Abstract
A specific form of Protein phosphatase-2A (PP-2A), namely PP2A-B55δ was proposed to occupy a central role in the control of mitosis entry and exit, and meiosis in Xenopus oocytes [1,3]. It was held that PP-2A-B55δ is responsible for dephosphorylating substrates of cdc2/Cdk1 and that inhibition of PP-2A-B55δ by Arpp-19 phosphorylated at serine 67 by Greatwall kinase triggers entry of both mitosis and meiosis in Xenopus oocytes.

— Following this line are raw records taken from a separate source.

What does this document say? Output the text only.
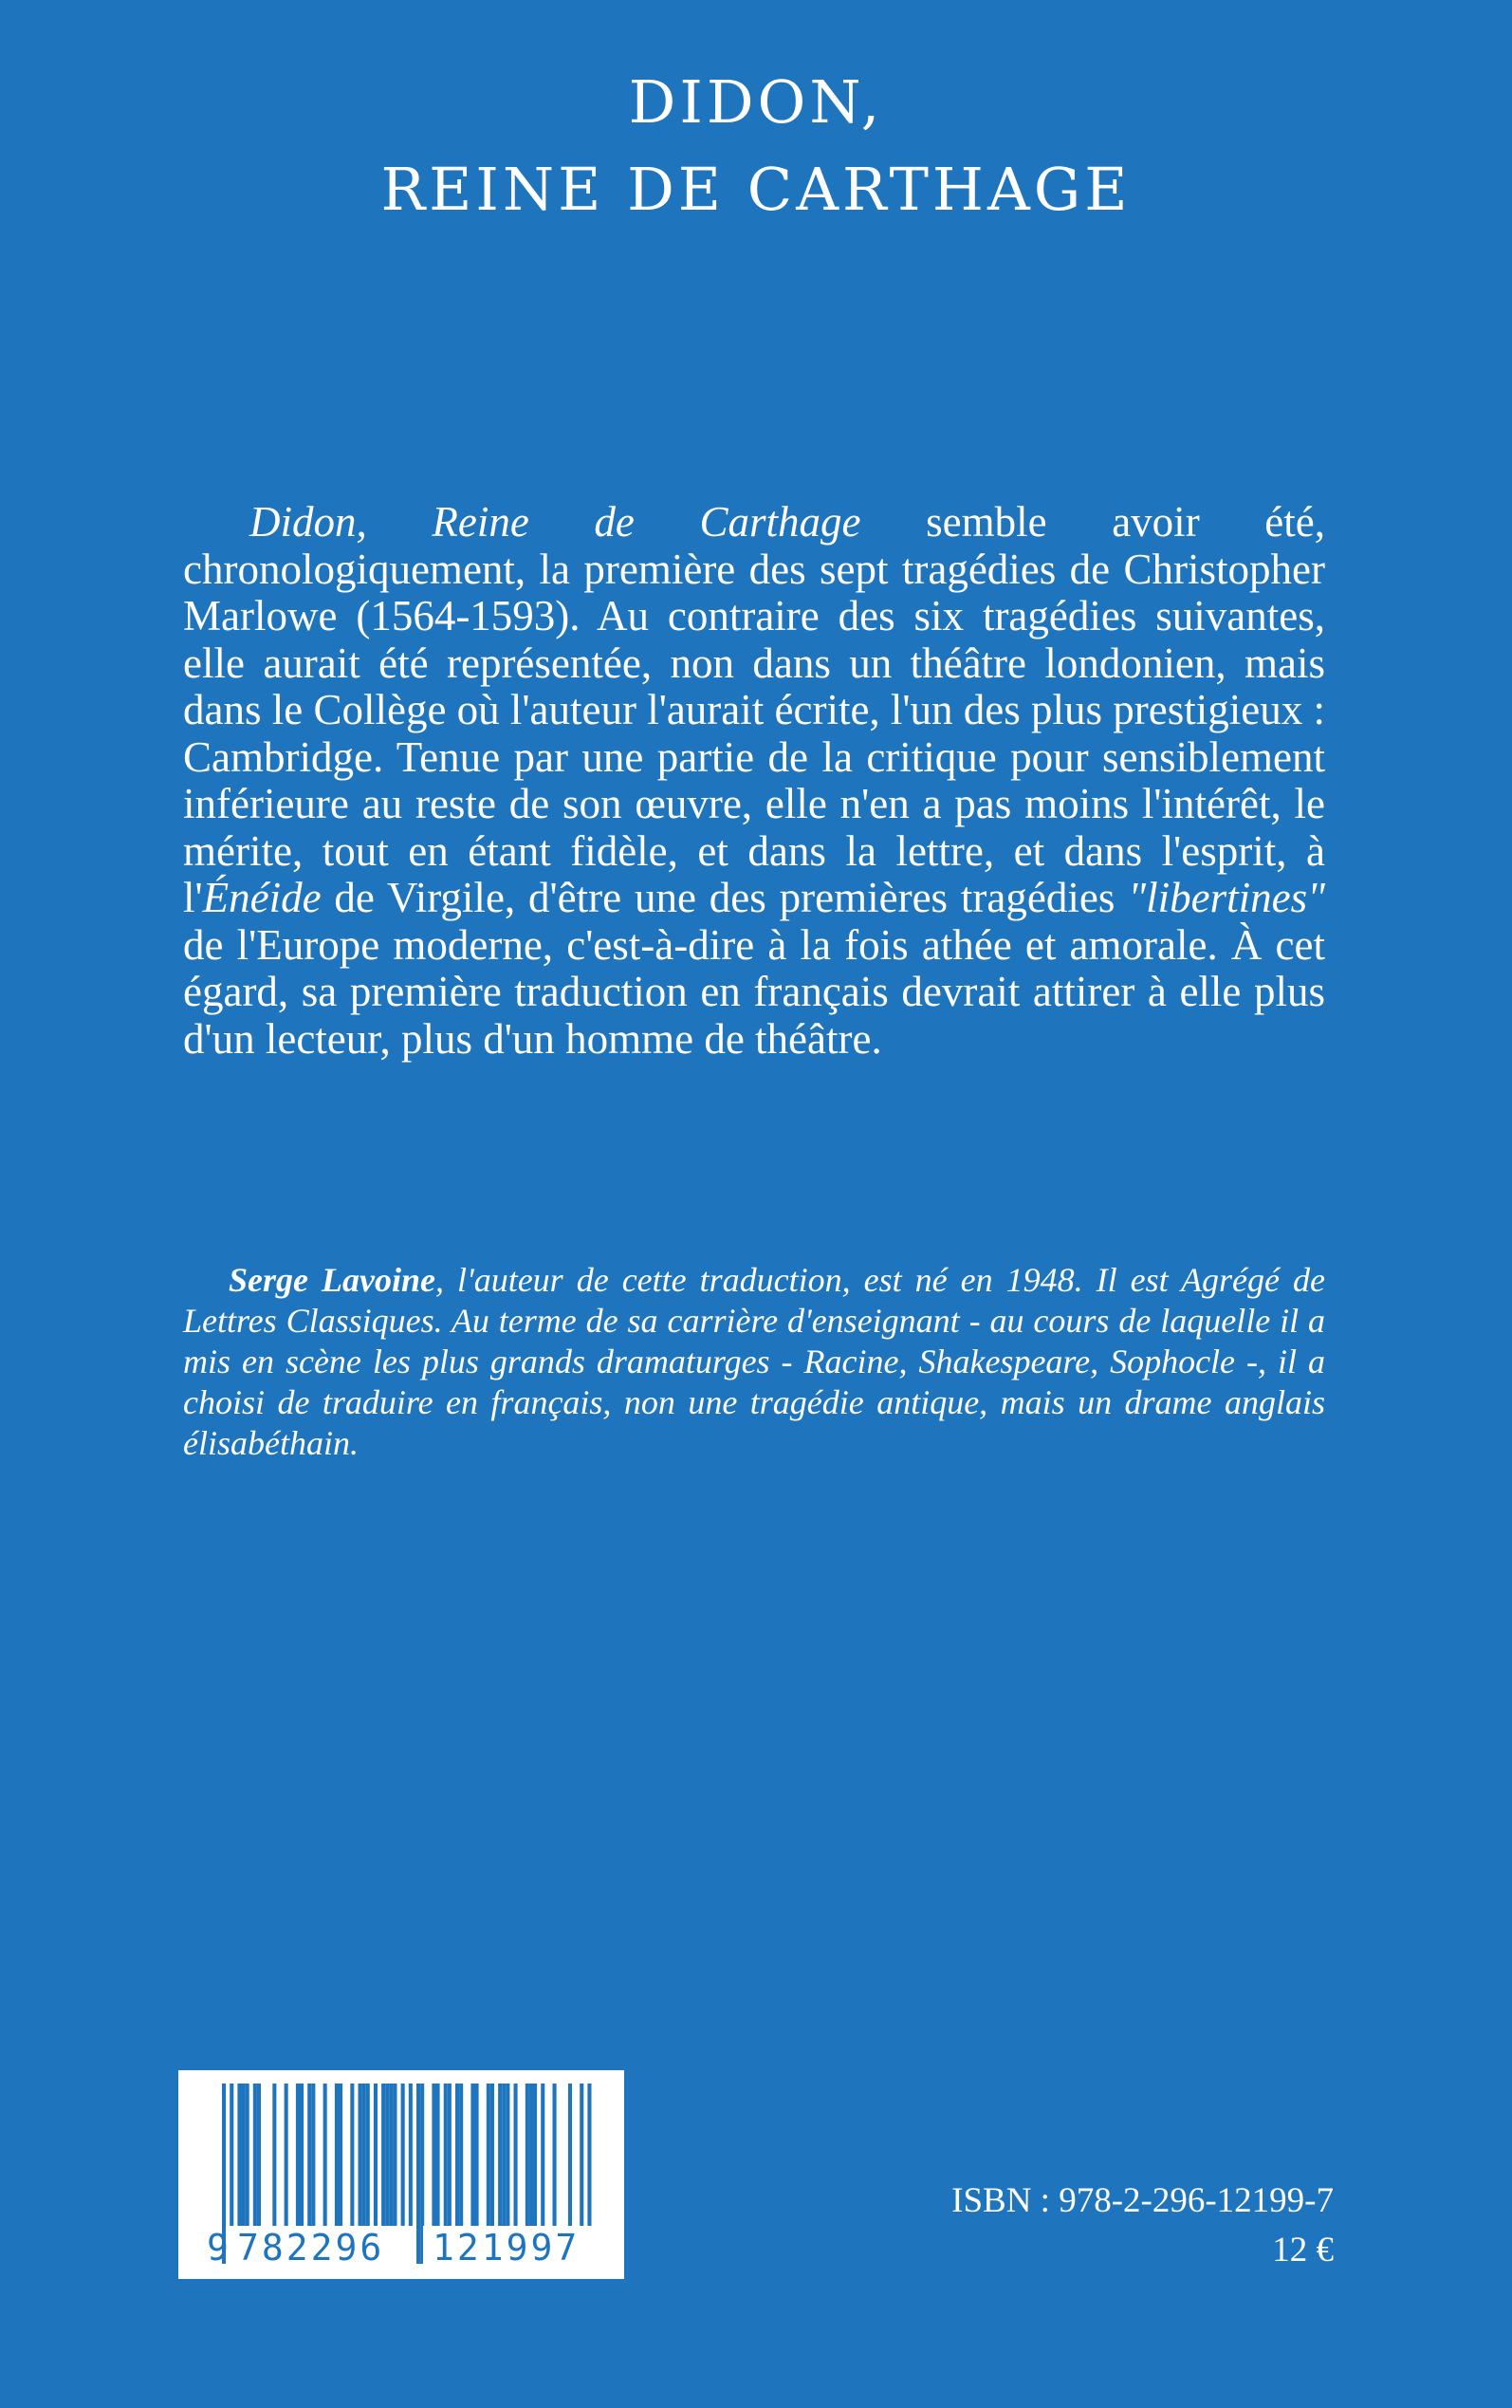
DIDON,
REINE DE CARTHAGE

Didon, Reine de Carthage semble avoir été, chronologiquement, la première des sept tragédies de Christopher Marlowe (1564-1593). Au contraire des six tragédies suivantes, elle aurait été représentée, non dans un théâtre londonien, mais dans le Collège où l'auteur l'aurait écrite, l'un des plus prestigieux : Cambridge. Tenue par une partie de la critique pour sensiblement inférieure au reste de son œuvre, elle n'en a pas moins l'intérêt, le mérite, tout en étant fidèle, et dans la lettre, et dans l'esprit, à l'Énéide de Virgile, d'être une des premières tragédies "libertines" de l'Europe moderne, c'est-à-dire à la fois athée et amorale. À cet égard, sa première traduction en français devrait attirer à elle plus d'un lecteur, plus d'un homme de théâtre.

Serge Lavoine, l'auteur de cette traduction, est né en 1948. Il est Agrégé de Lettres Classiques. Au terme de sa carrière d'enseignant - au cours de laquelle il a mis en scène les plus grands dramaturges - Racine, Shakespeare, Sophocle -, il a choisi de traduire en français, non une tragédie antique, mais un drame anglais élisabéthain.

9 782296 121997
ISBN : 978-2-296-12199-7
12 €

It was further declared that the phosphorylation of Arpp19 at serine 109 by PKA underlies the blockade of meiotic division and that dephosphorylation of serine 109 of Arpp19 triggers resumption of meiotic division in Xenopus oocytes [4]. Recently two groups have stated that PP-2A-B55δ is the protein phosphatase that is responsible for dephosphorylating both serine 67 and serine 109 of Arpp19 [4,5]. However, in the papers concerned [1-5], no verifiable scientific evidence exists that shows that Arpp19 is a specific inhibitor of PP-2A-B55ɗ when Arpp19 is phosphorylated at serine 67 by Greatwall kinase and that Arpp-19 phosphorylated at serine 67 and Arpp19 phosphorylated at 109 are both specifically dephosphorylated by PP-2AB55ɗ. The idea that Arpp-19 phosphorylated at serine 67 is both an inhibitor and a substrate of PP-2A-B55ɗ is not compatible with published scientific data. The role
of other Protein Phosphatases, including, PP-2A-B’56ɗ and Protein Phosphatase-1I (PP-1I) cannot be ignored. Evidence is presented and discussed here.